Canadian filmmaker Guy Maddin is not a fan of rules, written or otherwise. His films shun reality altogether–film grain and cracks are intentionally added, audio is edited to not quite sync with the action on screen–anything to remind the audience they are watching a narrative.
“It’s always bothered me that people feel films have an obligation to be what they call realistic,” explains Maddin. “I just like movies that scream out artifice. I am artificial, right away. All silent film is, because no one, except for I guess deaf people, can even think for a second that that’s the way life is. All films are just filmed campfire stories, and they don’t have an obligation to be real or true.”
Even when set in an actual time and place, Maddin feels no need to ground his movies in fact. Take The Saddest Music in the World, his latest and probably most accessible work. A competition to anoint the world’s saddest song is held in depression-era Winnipeg officially recognized as the indisputably saddest city on Earth. That most Canadians are too modest or simply too timid to make such a bold claim vexes Maddin.
“There’s just such a literal-mindedness about Canadians that they can’t get into the fun of history. They don’t know when to go fake. Alfred Hitchcock knows when to go fake. He’s a great artist, maybe the greatest film artist, and he knows just when to throw up that lousy rear-screen projector and go fake.”
The United States, on the other hand, has “always been better at packaging” itself. Growing up in Winnipeg, Maddin’s exposure to the rest of the world was limited to what he saw on TV and in the movies.

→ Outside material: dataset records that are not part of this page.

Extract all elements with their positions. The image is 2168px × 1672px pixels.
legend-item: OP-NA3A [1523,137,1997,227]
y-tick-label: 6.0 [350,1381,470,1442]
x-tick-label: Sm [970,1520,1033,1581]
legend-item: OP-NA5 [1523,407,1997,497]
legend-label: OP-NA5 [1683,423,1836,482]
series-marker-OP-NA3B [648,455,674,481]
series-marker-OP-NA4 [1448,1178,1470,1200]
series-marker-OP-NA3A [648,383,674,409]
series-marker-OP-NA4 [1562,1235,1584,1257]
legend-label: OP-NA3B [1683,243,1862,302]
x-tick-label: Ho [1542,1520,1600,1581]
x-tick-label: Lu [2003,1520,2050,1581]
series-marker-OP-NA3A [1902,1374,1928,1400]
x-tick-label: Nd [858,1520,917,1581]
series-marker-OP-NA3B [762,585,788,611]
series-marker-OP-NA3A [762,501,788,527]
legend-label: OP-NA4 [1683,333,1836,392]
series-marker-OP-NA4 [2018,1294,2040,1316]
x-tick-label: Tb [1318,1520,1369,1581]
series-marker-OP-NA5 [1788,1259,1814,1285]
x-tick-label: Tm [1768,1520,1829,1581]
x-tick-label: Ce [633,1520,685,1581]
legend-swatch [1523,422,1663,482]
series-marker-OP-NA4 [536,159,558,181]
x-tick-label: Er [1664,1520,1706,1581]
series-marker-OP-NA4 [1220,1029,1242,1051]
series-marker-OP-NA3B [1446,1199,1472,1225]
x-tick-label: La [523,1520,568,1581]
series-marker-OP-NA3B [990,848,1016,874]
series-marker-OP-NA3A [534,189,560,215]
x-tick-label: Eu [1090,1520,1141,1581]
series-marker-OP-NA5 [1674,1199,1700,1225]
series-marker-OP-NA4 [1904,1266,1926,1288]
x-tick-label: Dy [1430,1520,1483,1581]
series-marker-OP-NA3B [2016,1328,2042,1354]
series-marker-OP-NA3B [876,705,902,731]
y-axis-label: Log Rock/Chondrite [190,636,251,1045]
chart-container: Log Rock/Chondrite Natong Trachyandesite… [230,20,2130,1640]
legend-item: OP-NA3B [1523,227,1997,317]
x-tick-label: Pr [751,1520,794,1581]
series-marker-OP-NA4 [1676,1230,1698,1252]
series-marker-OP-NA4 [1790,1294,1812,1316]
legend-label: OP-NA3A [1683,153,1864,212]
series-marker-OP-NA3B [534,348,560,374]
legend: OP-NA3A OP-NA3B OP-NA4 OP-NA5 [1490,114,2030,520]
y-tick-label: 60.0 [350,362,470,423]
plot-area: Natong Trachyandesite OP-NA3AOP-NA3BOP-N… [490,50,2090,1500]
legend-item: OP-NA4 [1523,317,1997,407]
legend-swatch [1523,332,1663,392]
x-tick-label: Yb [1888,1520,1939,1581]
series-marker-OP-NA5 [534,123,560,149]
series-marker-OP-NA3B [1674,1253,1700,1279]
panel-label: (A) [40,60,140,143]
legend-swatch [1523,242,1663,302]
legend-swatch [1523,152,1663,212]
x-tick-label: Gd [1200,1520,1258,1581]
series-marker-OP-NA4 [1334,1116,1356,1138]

The Americans’ penchant for creating their own mythologies struck a chord with the director and inspired him to present his own worlds in the same way.
“You look at the world through the media,” he says, “through satellite television or cable vision or movies. So not only do the fictions you’re given as a child, the conspicuous fictions seem kind of fictional, but the news events and glimpses of the world that you’ll probably never set your actual feet on, they seem fabulous as well. New York doesn’t really seem to exist. Even when you go there, finally, it seems it’s a different New York, and the fabulous New York that you grew up considering will always remain a fable.”
One of the major themes in The Saddest Music in the World is the desire of nations to gain fabled status. Everyone is sad, but each competing team hopes to prove their nation epitomizes the world’s depression. Even in misery, there is always competition.
“The game of sadness is sort of a competitive one with third world nations needing a lot of handouts from wealthier cultures,” according to Maddin. “And there’s only so much wealth to go around, so much sympathy to go around. So in the sort of competitive, adversarial nature of sadness, they feel they have to take their genuine privations and exaggerate them and pile fake ones on top just to win. It would be like putting four pan-handlers on the street corner and watching them limbo down lower and lower, each one trying to look more and more miserable, until the winner gets the most alms.”
Maddin himself is not above that game. In declaring Winnipeg the world’s saddest locale, he’s sure to attract some attention to Manitoba’s capital. It’s all a part of his emulation of American myth-building.
“I just like to challenge people to find out more,” he admits. “My entire life, Winnipegers had to go elsewhere to find things out. It’s kind of fun to see if anyone’s willing to come here and find out things for themselves.”